An American IT security company is developing a research and development arm in Canada to create products that help enterprises address network vulnerabilities in a more proactive manner.
San Francisco-based nCircle has set up
offices in the Toronto Carpet Factory on the city’s Mowat Ave., where it hopes to build a team of 15 people by the end of the year. Privately held and funded through venture capital, nCircle’s flagship product is the IP360, a system that consists of two key components. VnE Manager is a hardened appliance that serves as the central data repository and management platform called. Device Profiler, meanwile, is a hardened, disk-less appliance that profiles devices and securely reports its findings.
Mike Murray, nCircle’s director of engineering, said the Canadian operation would primarily consist of a vulnerability research group with sales support for its existing product line.
“”One of our main goals in coming up here is to expand into Canada and get access to that experienced talent,”” he said. “”We also realized that our opportunity is to come up here and provide vulnerability management to the Canadian IT organizations.””
Murray said the ongoing assault of high-profile viruses (like this week’s Sasser) has created a shift within the enterprise that has chief information security officers trying to thwart problems before they start.
“”People have really started to see the value of being prepared for these attacks, rather than have to react,”” he said. “”It lends itself to more of a strategic application of IT resources — to places that are more strategic than having to fight fires all the time.””
Although Symantec, Network Associates, White Hat and many other security firms have already established a considerable Canadian presence, there’s still room for more, said IDC Canada security analyst Steve Poelking.
“”The security space seems to have no bounds in terms of new companies entering the market,”” he said. “”It seems like it’s inelastic in that regard.””

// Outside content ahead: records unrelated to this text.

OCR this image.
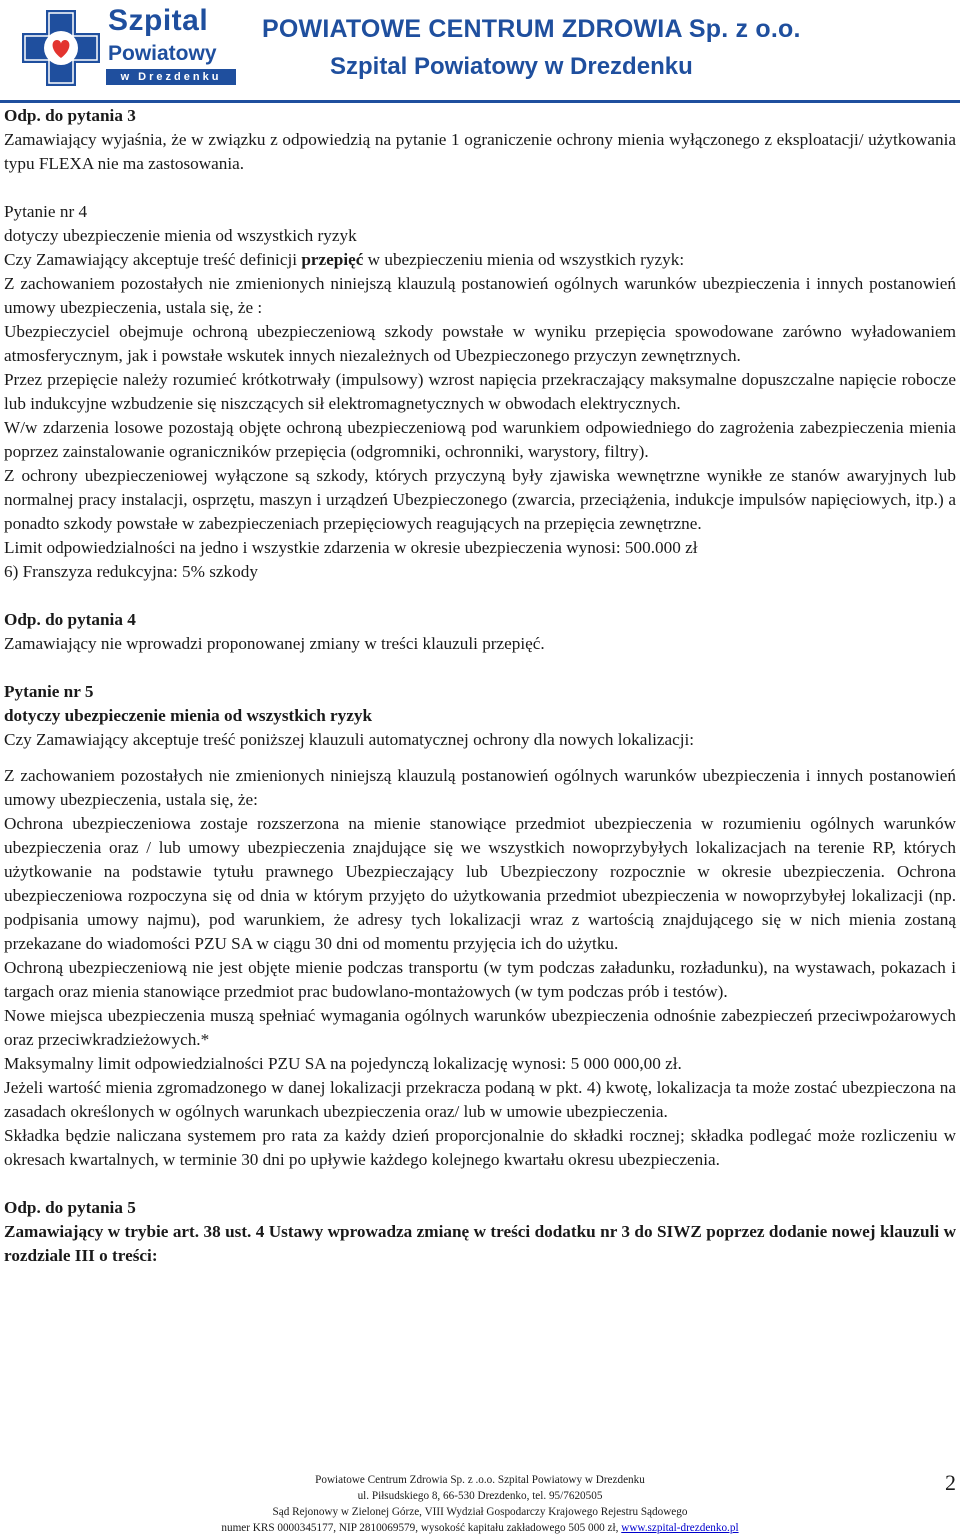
Szpital
Powiatowy
w Drezdenku
POWIATOWE CENTRUM ZDROWIA Sp. z o.o.
Szpital Powiatowy w Drezdenku

Odp. do pytania 3

Zamawiający wyjaśnia, że w związku z odpowiedzią na pytanie 1 ograniczenie ochrony mienia wyłączonego z eksploatacji/ użytkowania typu FLEXA nie ma zastosowania.

Pytanie nr 4

dotyczy ubezpieczenie mienia od wszystkich ryzyk

Czy Zamawiający akceptuje treść definicji przepięć w ubezpieczeniu mienia od wszystkich ryzyk:

Z zachowaniem pozostałych nie zmienionych niniejszą klauzulą postanowień ogólnych warunków ubezpieczenia i innych postanowień umowy ubezpieczenia, ustala się, że :

Ubezpieczyciel obejmuje ochroną ubezpieczeniową szkody powstałe w wyniku przepięcia spowodowane zarówno wyładowaniem atmosferycznym, jak i powstałe wskutek innych niezależnych od Ubezpieczonego przyczyn zewnętrznych.

Przez przepięcie należy rozumieć krótkotrwały (impulsowy) wzrost napięcia przekraczający maksymalne dopuszczalne napięcie robocze lub indukcyjne wzbudzenie się niszczących sił elektromagnetycznych w obwodach elektrycznych.

W/w zdarzenia losowe pozostają objęte ochroną ubezpieczeniową pod warunkiem odpowiedniego do zagrożenia zabezpieczenia mienia poprzez zainstalowanie ograniczników przepięcia (odgromniki, ochronniki, warystory, filtry).

Z ochrony ubezpieczeniowej wyłączone są szkody, których przyczyną były zjawiska wewnętrzne wynikłe ze stanów awaryjnych lub normalnej pracy instalacji, osprzętu, maszyn i urządzeń Ubezpieczonego (zwarcia, przeciążenia, indukcje impulsów napięciowych, itp.) a ponadto szkody powstałe w zabezpieczeniach przepięciowych reagujących na przepięcia zewnętrzne.

Limit odpowiedzialności na jedno i wszystkie zdarzenia w okresie ubezpieczenia wynosi: 500.000 zł

6) Franszyza redukcyjna: 5% szkody

Odp. do pytania 4

Zamawiający nie wprowadzi proponowanej zmiany w treści klauzuli przepięć.

Pytanie nr 5

dotyczy ubezpieczenie mienia od wszystkich ryzyk

Czy Zamawiający akceptuje treść poniższej klauzuli automatycznej ochrony dla nowych lokalizacji:

Z zachowaniem pozostałych nie zmienionych niniejszą klauzulą postanowień ogólnych warunków ubezpieczenia i innych postanowień umowy ubezpieczenia, ustala się, że:

Ochrona ubezpieczeniowa zostaje rozszerzona na mienie stanowiące przedmiot ubezpieczenia w rozumieniu ogólnych warunków ubezpieczenia oraz / lub umowy ubezpieczenia znajdujące się we wszystkich nowoprzybyłych lokalizacjach na terenie RP, których użytkowanie na podstawie tytułu prawnego Ubezpieczający lub Ubezpieczony rozpocznie w okresie ubezpieczenia. Ochrona ubezpieczeniowa rozpoczyna się od dnia w którym przyjęto do użytkowania przedmiot ubezpieczenia w nowoprzybyłej lokalizacji (np. podpisania umowy najmu), pod warunkiem, że adresy tych lokalizacji wraz z wartością znajdującego się w nich mienia zostaną przekazane do wiadomości PZU SA w ciągu 30 dni od momentu przyjęcia ich do użytku.

Ochroną ubezpieczeniową nie jest objęte mienie podczas transportu (w tym podczas załadunku, rozładunku), na wystawach, pokazach i targach oraz mienia stanowiące przedmiot prac budowlano-montażowych (w tym podczas prób i testów).

Nowe miejsca ubezpieczenia muszą spełniać wymagania ogólnych warunków ubezpieczenia odnośnie zabezpieczeń przeciwpożarowych oraz przeciwkradzieżowych.*

Maksymalny limit odpowiedzialności PZU SA na pojedynczą lokalizację wynosi: 5 000 000,00 zł.

Jeżeli wartość mienia zgromadzonego w danej lokalizacji przekracza podaną w pkt. 4) kwotę, lokalizacja ta może zostać ubezpieczona na zasadach określonych w ogólnych warunkach ubezpieczenia oraz/ lub w umowie ubezpieczenia.

Składka będzie naliczana systemem pro rata za każdy dzień proporcjonalnie do składki rocznej; składka podlegać może rozliczeniu w okresach kwartalnych, w terminie 30 dni po upływie każdego kolejnego kwartału okresu ubezpieczenia.

Odp. do pytania 5

Zamawiający w trybie art. 38 ust. 4 Ustawy wprowadza zmianę w treści dodatku nr 3 do SIWZ poprzez dodanie nowej klauzuli w rozdziale III o treści:

Powiatowe Centrum Zdrowia Sp. z .o.o. Szpital Powiatowy w Drezdenku
ul. Piłsudskiego 8, 66-530 Drezdenko, tel. 95/7620505
Sąd Rejonowy w Zielonej Górze, VIII Wydział Gospodarczy Krajowego Rejestru Sądowego
numer KRS 0000345177, NIP 2810069579, wysokość kapitału zakładowego 505 000 zł, www.szpital-drezdenko.pl
2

While many firms are focused on the intrusion detection system (IDS) space, companies like nCircle create tools to search for “”windows of exposure,”” including the way an IP-enabled device responds to network connection requests, for example, or how the applications respond to ports that have been left open. This helps enterprises cut back on the number of “”false positive”” alerts from an IDS.
“”It’s so expensive to try and respond to attacks and recover from them once they’ve happened,”” said Murray. “”With Blaster and Slammer, there’s kind of a global awareness at this point.””
Poelking said nCircle is wise to invest in its R&D capabilities.
“”Right now we’re at the stage where companies are developing. Will they all last? The answer is no,”” he said. “”A lot of these features and functions are being built into other software suites by the big guys — Symantec, Network Associates, as well as Tivoli and OpenView and BMC.””
In some cases, nCircle has already started working more closely with big-name firms. Last year, for example, its vulnerability management appliance was integrated with Tivoli’s Risk Manager product.
So far nCircle customers include the Patelco Credit Union of San Francisco, and Murray said the company has high hopes for the financial sector in Canada as well.